The UAF Cooperative Extension Service is challenging Alaskans to live off the weekly food stamp budget Oct. 9-15.
The food stamp challenge aims to raise awareness of the difficulty of eating well on the food stamp budget. Participants limit their food purchases to the amount of the weekly food stamp benefit, which is $55 for a single Alaska adult who lives on the road system and up to $85 for residents of remote, rural communities. That works out to $8 to $12 a day.
Challenge organizer Helen Idzorek, of the UAF Cooperative Extension Service, coordinates two nutrition education programs that work with low-income Alaskans. She said other states and members of Congress have participated in the challenge.
And it is a challenge, Idzorek said, especially since food stamps are intended to be a supplemental program and bolstered by contributions from wages, food banks and other programs. “Unfortunately, for a lot of people, that’s not the case.”
As of February 2011, the U.S. Department of Agriculture reported that 76,488 Alaskans received food stamps, or about one in nine residents. Participation in the program has increased substantially in recent years. According to the Division of Public Assistance, Alaska food stamp usage was up by 72 percent for the five-year period that ended July 2011.

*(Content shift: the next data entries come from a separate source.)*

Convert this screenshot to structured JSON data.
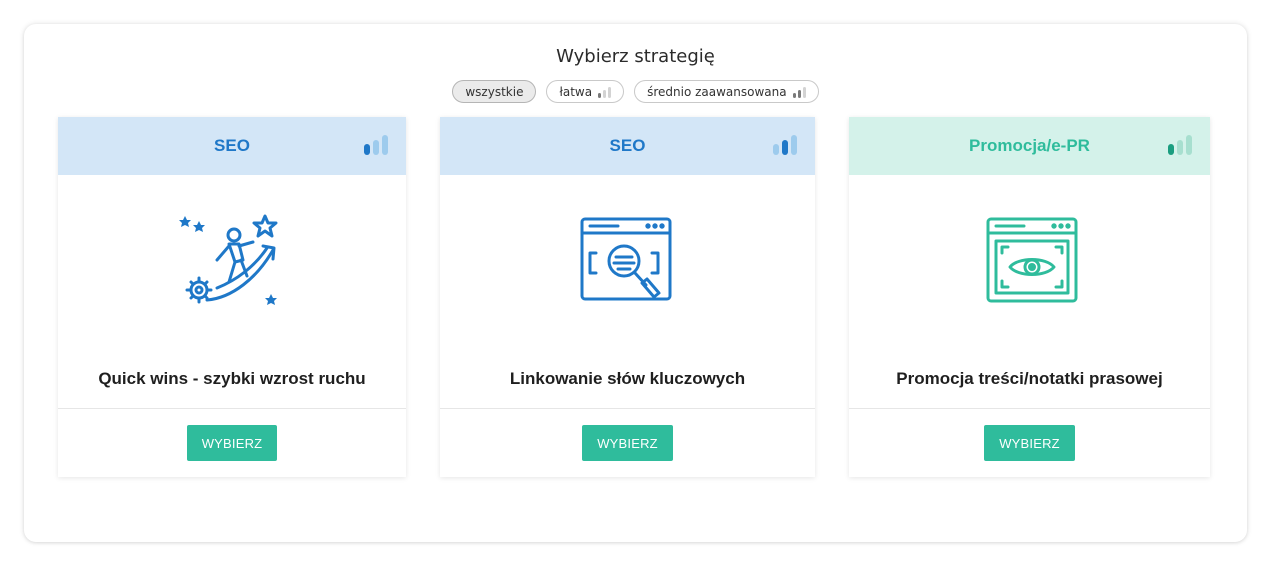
{
  "title": "Wybierz strategię",
  "filters": [
    {
      "label": "wszystkie",
      "active": true
    },
    {
      "label": "łatwa",
      "level": 1
    },
    {
      "label": "średnio zaawansowana",
      "level": 2
    }
  ],
  "colors": {
    "seo_header_bg": "#d3e6f7",
    "seo_text": "#1f78c8",
    "promo_header_bg": "#d4f2ea",
    "promo_text": "#2fbc9c",
    "button_bg": "#2fbc9c",
    "bar_inactive_blue": "#9dcbed",
    "bar_inactive_green": "#a7dfcf"
  },
  "cards": [
    {
      "category": "SEO",
      "title": "Quick wins - szybki wzrost ruchu",
      "button": "WYBIERZ",
      "difficulty": 1,
      "icon": "growth-climber-icon"
    },
    {
      "category": "SEO",
      "title": "Linkowanie słów kluczowych",
      "button": "WYBIERZ",
      "difficulty": 2,
      "icon": "browser-search-icon"
    },
    {
      "category": "Promocja/e-PR",
      "title": "Promocja treści/notatki prasowej",
      "button": "WYBIERZ",
      "difficulty": 1,
      "icon": "browser-eye-icon"
    }
  ]
}
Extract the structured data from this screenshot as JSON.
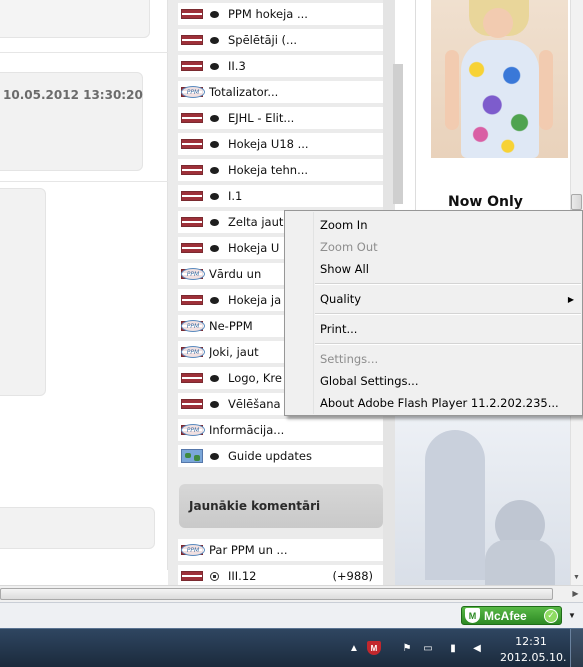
{
  "left": {
    "datetime": "10.05.2012 13:30:20"
  },
  "forum_rows": [
    {
      "icon": "flag-puck",
      "label": "PPM hokeja ..."
    },
    {
      "icon": "flag-puck",
      "label": "Spēlētāji (..."
    },
    {
      "icon": "flag-puck",
      "label": "II.3"
    },
    {
      "icon": "flag-ppm",
      "label": "Totalizator..."
    },
    {
      "icon": "flag-puck",
      "label": "EJHL - Elit..."
    },
    {
      "icon": "flag-puck",
      "label": "Hokeja U18 ..."
    },
    {
      "icon": "flag-puck",
      "label": "Hokeja tehn..."
    },
    {
      "icon": "flag-puck",
      "label": "I.1"
    },
    {
      "icon": "flag-puck",
      "label": "Zelta jautā"
    },
    {
      "icon": "flag-puck",
      "label": "Hokeja U"
    },
    {
      "icon": "flag-ppm",
      "label": "Vārdu un"
    },
    {
      "icon": "flag-puck",
      "label": "Hokeja ja"
    },
    {
      "icon": "flag-ppm",
      "label": "Ne-PPM"
    },
    {
      "icon": "flag-ppm",
      "label": "Joki, jaut"
    },
    {
      "icon": "flag-puck",
      "label": "Logo, Kre"
    },
    {
      "icon": "flag-puck",
      "label": "Vēlēšana"
    },
    {
      "icon": "flag-ppm",
      "label": "Informācija..."
    },
    {
      "icon": "globe-puck",
      "label": "Guide updates"
    }
  ],
  "comments": {
    "header": "Jaunākie komentāri",
    "rows": [
      {
        "icon": "flag-ppm",
        "label": "Par PPM un ...",
        "count": ""
      },
      {
        "icon": "flag-soccer",
        "label": "III.12",
        "count": "(+988)"
      }
    ]
  },
  "ad": {
    "text": "Now Only"
  },
  "context_menu": {
    "items": [
      {
        "label": "Zoom In",
        "enabled": true
      },
      {
        "label": "Zoom Out",
        "enabled": false
      },
      {
        "label": "Show All",
        "enabled": true
      },
      {
        "label": "Quality",
        "enabled": true,
        "submenu": true
      },
      {
        "label": "Print...",
        "enabled": true
      },
      {
        "label": "Settings...",
        "enabled": false
      },
      {
        "label": "Global Settings...",
        "enabled": true
      },
      {
        "label": "About Adobe Flash Player 11.2.202.235...",
        "enabled": true
      }
    ]
  },
  "statusbar": {
    "mcafee_label": "McAfee"
  },
  "taskbar": {
    "time": "12:31",
    "date": "2012.05.10."
  },
  "colors": {
    "latvia_flag": "#9e3039",
    "mcafee_green": "#2d8a24",
    "taskbar": "#1b2a3c"
  }
}
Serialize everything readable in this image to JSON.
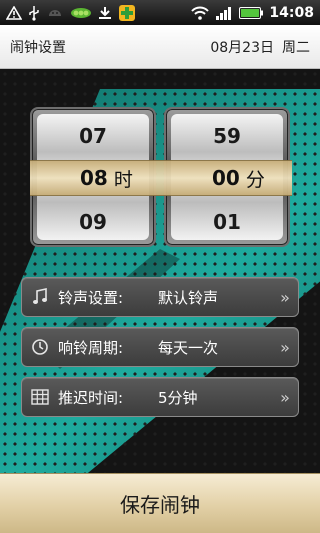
{
  "status_bar": {
    "time": "14:08",
    "icons": [
      "warning-icon",
      "usb-icon",
      "android-icon",
      "pea-icon",
      "download-icon",
      "app-icon",
      "wifi-icon",
      "signal-icon",
      "battery-icon"
    ]
  },
  "title_bar": {
    "title": "闹钟设置",
    "date": "08月23日",
    "weekday": "周二"
  },
  "picker": {
    "hour_prev": "07",
    "hour_selected": "08",
    "hour_next": "09",
    "hour_unit": "时",
    "minute_prev": "59",
    "minute_selected": "00",
    "minute_next": "01",
    "minute_unit": "分"
  },
  "settings": [
    {
      "label": "铃声设置:",
      "value": "默认铃声",
      "icon": "music-note-icon"
    },
    {
      "label": "响铃周期:",
      "value": "每天一次",
      "icon": "clock-icon"
    },
    {
      "label": "推迟时间:",
      "value": "5分钟",
      "icon": "calendar-grid-icon"
    }
  ],
  "save_label": "保存闹钟",
  "colors": {
    "teal": "#1aa397",
    "gold": "#e9d8b0",
    "background": "#141414"
  }
}
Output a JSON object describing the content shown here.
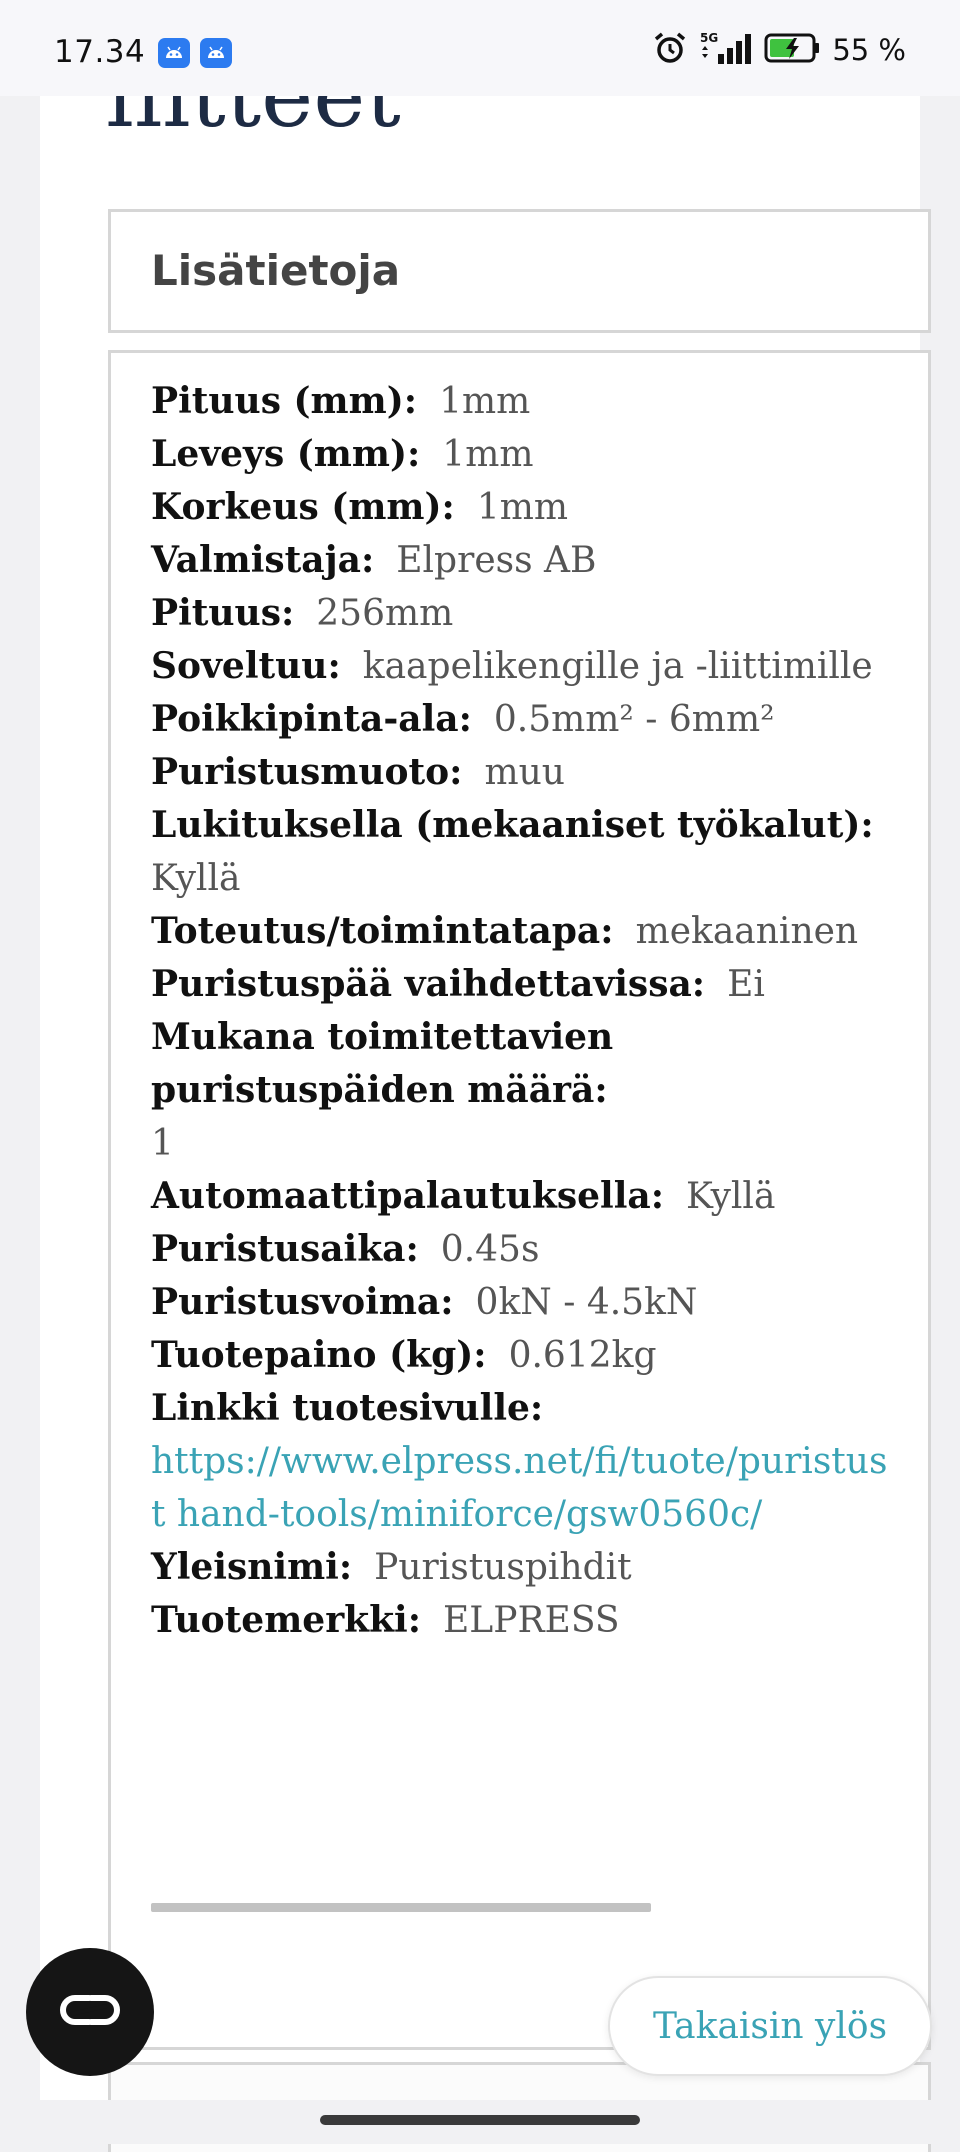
{
  "status_bar": {
    "time": "17.34",
    "battery": "55 %",
    "network": "5G"
  },
  "page": {
    "heading": "liitteet"
  },
  "section": {
    "title": "Lisätietoja"
  },
  "properties": [
    {
      "label": "Pituus (mm):",
      "value": "1mm"
    },
    {
      "label": "Leveys (mm):",
      "value": "1mm"
    },
    {
      "label": "Korkeus (mm):",
      "value": "1mm"
    },
    {
      "label": "Valmistaja:",
      "value": "Elpress AB"
    },
    {
      "label": "Pituus:",
      "value": "256mm"
    },
    {
      "label": "Soveltuu:",
      "value": "kaapelikengille ja -liittimille"
    },
    {
      "label": "Poikkipinta-ala:",
      "value": "0.5mm² - 6mm²"
    },
    {
      "label": "Puristusmuoto:",
      "value": "muu"
    },
    {
      "label": "Lukituksella (mekaaniset työkalut):",
      "value": "Kyllä"
    },
    {
      "label": "Toteutus/toimintatapa:",
      "value": "mekaaninen"
    },
    {
      "label": "Puristuspää vaihdettavissa:",
      "value": "Ei"
    },
    {
      "label": "Mukana toimitettavien puristuspäiden määrä:",
      "value": "1"
    },
    {
      "label": "Automaattipalautuksella:",
      "value": "Kyllä"
    },
    {
      "label": "Puristusaika:",
      "value": "0.45s"
    },
    {
      "label": "Puristusvoima:",
      "value": "0kN - 4.5kN"
    },
    {
      "label": "Tuotepaino (kg):",
      "value": "0.612kg"
    },
    {
      "label": "Linkki tuotesivulle:",
      "value": "https://www.elpress.net/fi/tuote/puristust hand-tools/miniforce/gsw0560c/"
    },
    {
      "label": "Yleisnimi:",
      "value": "Puristuspihdit"
    },
    {
      "label": "Tuotemerkki:",
      "value": "ELPRESS"
    }
  ],
  "back_to_top": {
    "label": "Takaisin ylös"
  },
  "icons": {
    "cookie": "cookie-settings-icon",
    "alarm": "alarm-icon",
    "signal": "signal-icon",
    "battery": "battery-charging-icon"
  }
}
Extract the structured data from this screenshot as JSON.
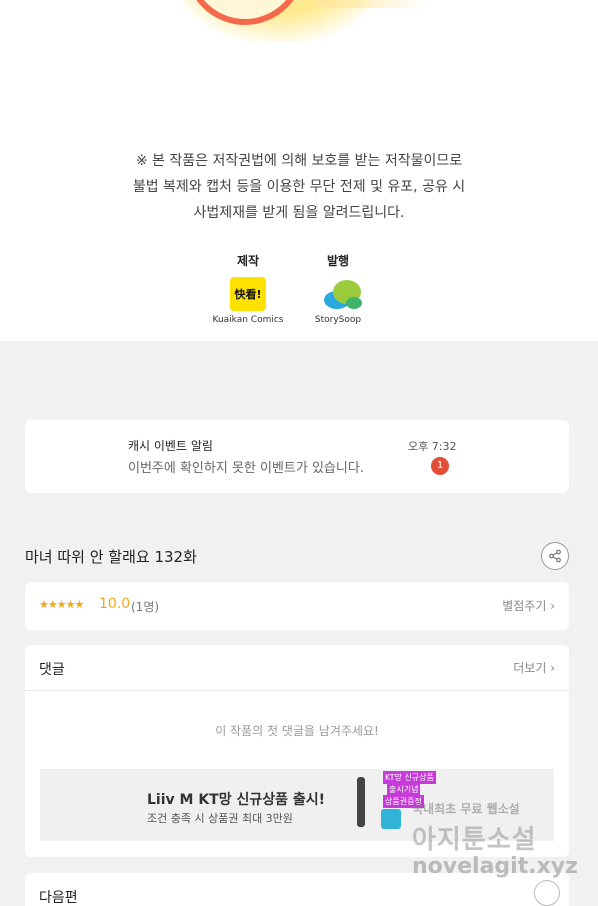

All food purchased and eaten during the challenge week must be included in the total. Participants may not eat food from their pantry or freezer and must avoid accepting free food. Idzorek and other Extension nutrition educators are participating in the challenge. She hopes participants will send her their week’s food diary, recipes and strategies they used, as well as comments about the experience. These will be used anonymously in a display as part of an Oct. 24 celebration of National Food Day on the UAF campus.